Блок-эльтестер помолчал, лениво оглядывая человеческую массу, приготовленную для переработки в удобрение, и добавил:
— Блок рассчитан на четыреста человек. На четыреста нормальных, упитанных человек. Учитывая, что вы сбросили ненужный вес, две тысячи «штук», подобных вам, здесь уместятся свободно. Запомните номер вашего барака — седьмой. Зарубите его себе на носу. Если ночью, возвращаясь из сортира, заблудитесь, не суйтесь в чужой барак. Там подумают, что чужак пришёл воровать, и пристукнут его. Ферштанден? А теперь марш в блок, занимать свободные места. Через пять минут, если кого застану в проходе, запрессую вот этим «помогалом», — блок-эльтестер поднял вверх палку. — Р-разойдись!
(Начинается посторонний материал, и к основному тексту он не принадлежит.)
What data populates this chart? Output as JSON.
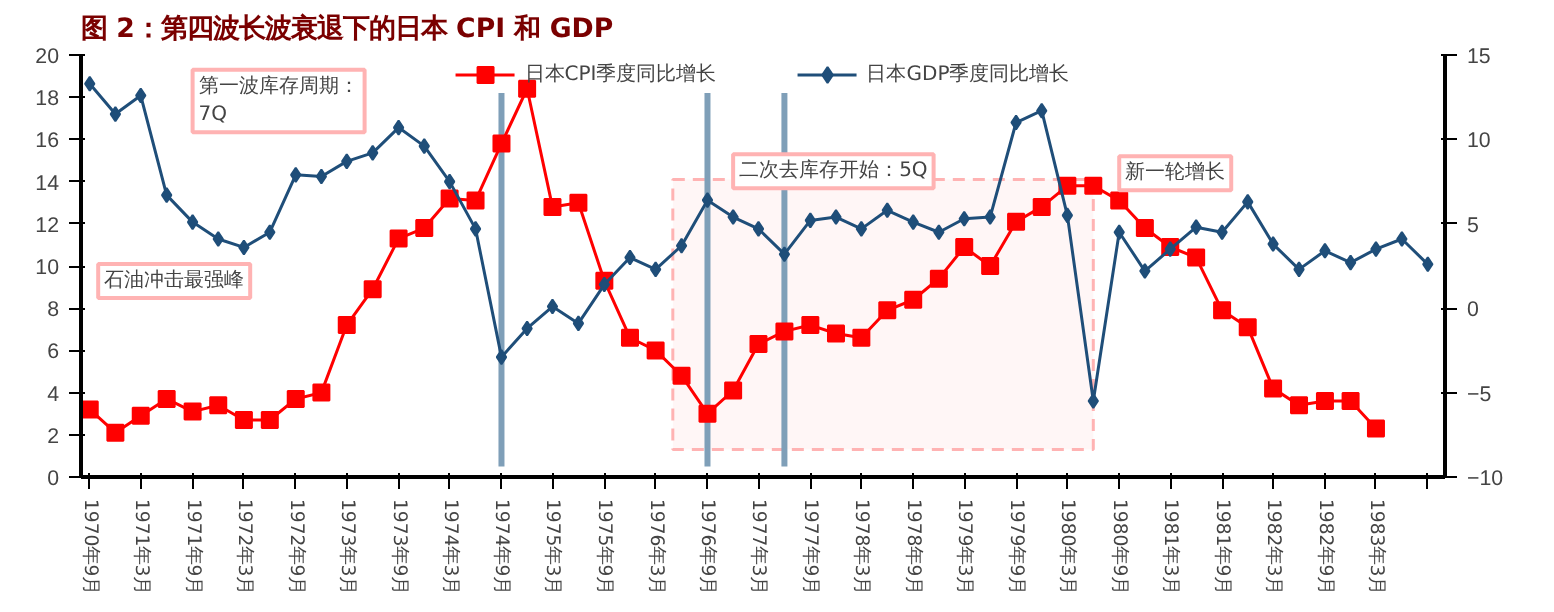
{
  "chart_data": {
    "type": "line",
    "title": "图 2：第四波长波衰退下的日本 CPI 和 GDP",
    "x": [
      "1970-09",
      "1970-12",
      "1971-03",
      "1971-06",
      "1971-09",
      "1971-12",
      "1972-03",
      "1972-06",
      "1972-09",
      "1972-12",
      "1973-03",
      "1973-06",
      "1973-09",
      "1973-12",
      "1974-03",
      "1974-06",
      "1974-09",
      "1974-12",
      "1975-03",
      "1975-06",
      "1975-09",
      "1975-12",
      "1976-03",
      "1976-06",
      "1976-09",
      "1976-12",
      "1977-03",
      "1977-06",
      "1977-09",
      "1977-12",
      "1978-03",
      "1978-06",
      "1978-09",
      "1978-12",
      "1979-03",
      "1979-06",
      "1979-09",
      "1979-12",
      "1980-03",
      "1980-06",
      "1980-09",
      "1980-12",
      "1981-03",
      "1981-06",
      "1981-09",
      "1981-12",
      "1982-03",
      "1982-06",
      "1982-09",
      "1982-12",
      "1983-03",
      "1983-06",
      "1983-09"
    ],
    "series": [
      {
        "name": "日本CPI季度同比增长",
        "color": "#ff0000",
        "marker": "square",
        "values": [
          3.2,
          2.1,
          2.9,
          3.7,
          3.1,
          3.4,
          2.7,
          2.7,
          3.7,
          4.0,
          7.2,
          8.9,
          11.3,
          11.8,
          13.2,
          13.1,
          15.8,
          18.4,
          12.8,
          13.0,
          9.3,
          6.6,
          6.0,
          4.8,
          3.0,
          4.1,
          6.3,
          6.9,
          7.2,
          6.8,
          6.6,
          7.9,
          8.4,
          9.4,
          10.9,
          10.0,
          12.1,
          12.8,
          13.8,
          13.8,
          13.1,
          11.8,
          10.9,
          10.4,
          7.9,
          7.1,
          4.2,
          3.4,
          3.6,
          3.6,
          2.3,
          null,
          null
        ]
      },
      {
        "name": "日本GDP季度同比增长",
        "color": "#1f4e79",
        "marker": "diamond",
        "axis": "y2",
        "values": [
          13.3,
          11.5,
          12.6,
          6.7,
          5.1,
          4.1,
          3.6,
          4.5,
          7.9,
          7.8,
          8.7,
          9.2,
          10.7,
          9.6,
          7.5,
          4.7,
          -2.9,
          -1.2,
          0.1,
          -0.9,
          1.4,
          3.0,
          2.3,
          3.7,
          6.4,
          5.4,
          4.7,
          3.2,
          5.2,
          5.4,
          4.7,
          5.8,
          5.1,
          4.5,
          5.3,
          5.4,
          11.0,
          11.7,
          5.5,
          -5.5,
          4.5,
          2.2,
          3.5,
          4.8,
          4.5,
          6.3,
          3.8,
          2.3,
          3.4,
          2.7,
          3.5,
          4.1,
          2.6
        ]
      }
    ],
    "xlim": [
      "1970-08",
      "1983-11"
    ],
    "xticks": [
      {
        "value": "1970-09",
        "label": "1970年9月"
      },
      {
        "value": "1971-03",
        "label": "1971年3月"
      },
      {
        "value": "1971-09",
        "label": "1971年9月"
      },
      {
        "value": "1972-03",
        "label": "1972年3月"
      },
      {
        "value": "1972-09",
        "label": "1972年9月"
      },
      {
        "value": "1973-03",
        "label": "1973年3月"
      },
      {
        "value": "1973-09",
        "label": "1973年9月"
      },
      {
        "value": "1974-03",
        "label": "1974年3月"
      },
      {
        "value": "1974-09",
        "label": "1974年9月"
      },
      {
        "value": "1975-03",
        "label": "1975年3月"
      },
      {
        "value": "1975-09",
        "label": "1975年9月"
      },
      {
        "value": "1976-03",
        "label": "1976年3月"
      },
      {
        "value": "1976-09",
        "label": "1976年9月"
      },
      {
        "value": "1977-03",
        "label": "1977年3月"
      },
      {
        "value": "1977-09",
        "label": "1977年9月"
      },
      {
        "value": "1978-03",
        "label": "1978年3月"
      },
      {
        "value": "1978-09",
        "label": "1978年9月"
      },
      {
        "value": "1979-03",
        "label": "1979年3月"
      },
      {
        "value": "1979-09",
        "label": "1979年9月"
      },
      {
        "value": "1980-03",
        "label": "1980年3月"
      },
      {
        "value": "1980-09",
        "label": "1980年9月"
      },
      {
        "value": "1981-03",
        "label": "1981年3月"
      },
      {
        "value": "1981-09",
        "label": "1981年9月"
      },
      {
        "value": "1982-03",
        "label": "1982年3月"
      },
      {
        "value": "1982-09",
        "label": "1982年9月"
      },
      {
        "value": "1983-03",
        "label": "1983年3月"
      },
      {
        "value": "1983-09",
        "label": null
      }
    ],
    "ylim": [
      0,
      20
    ],
    "yticks": [
      0,
      2,
      4,
      6,
      8,
      10,
      12,
      14,
      16,
      18,
      20
    ],
    "y2lim": [
      -10,
      15
    ],
    "y2ticks": [
      -10,
      -5,
      0,
      5,
      10,
      15
    ],
    "ref_lines": [
      {
        "axis": "x",
        "value": "1974-09",
        "color": "#7f9fb8"
      },
      {
        "axis": "x",
        "value": "1976-09",
        "color": "#7f9fb8"
      },
      {
        "axis": "x",
        "value": "1977-06",
        "color": "#7f9fb8"
      }
    ],
    "bands": [
      {
        "axis": "x",
        "from": "1976-05",
        "to": "1980-06",
        "color": "#ffb3b3"
      }
    ],
    "annotations": [
      "第一波库存周期：\n7Q",
      "石油冲击最强峰",
      "二次去库存开始：5Q",
      "新一轮增长"
    ],
    "legend": "top",
    "grid": false,
    "line_style": "solid"
  }
}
Зная, что команды начальников в лагерях надо выполнять беспрекословно и с максимальной быстротой, заключённые бросились в единственную дверь посередине фасадной стороны блока. Вместе с другими Сёмка вбежал в барак. Небольшое свободное пространство напротив двери делило барак на две одинаковые по размеру и планировке части. На торцевых сторонах небольшие окна бросали свет на проходы. Внутри вдоль стен располагались односторонние, а посредине двухсторонние, трёхъярусные нары, разделённые снизу до верха кирпичными перегородками на ячейки шириною около двух метров. Нары присыпаны тонким слоем мелкой соломы. Основанием нижнего яруса служила сыроватая земля.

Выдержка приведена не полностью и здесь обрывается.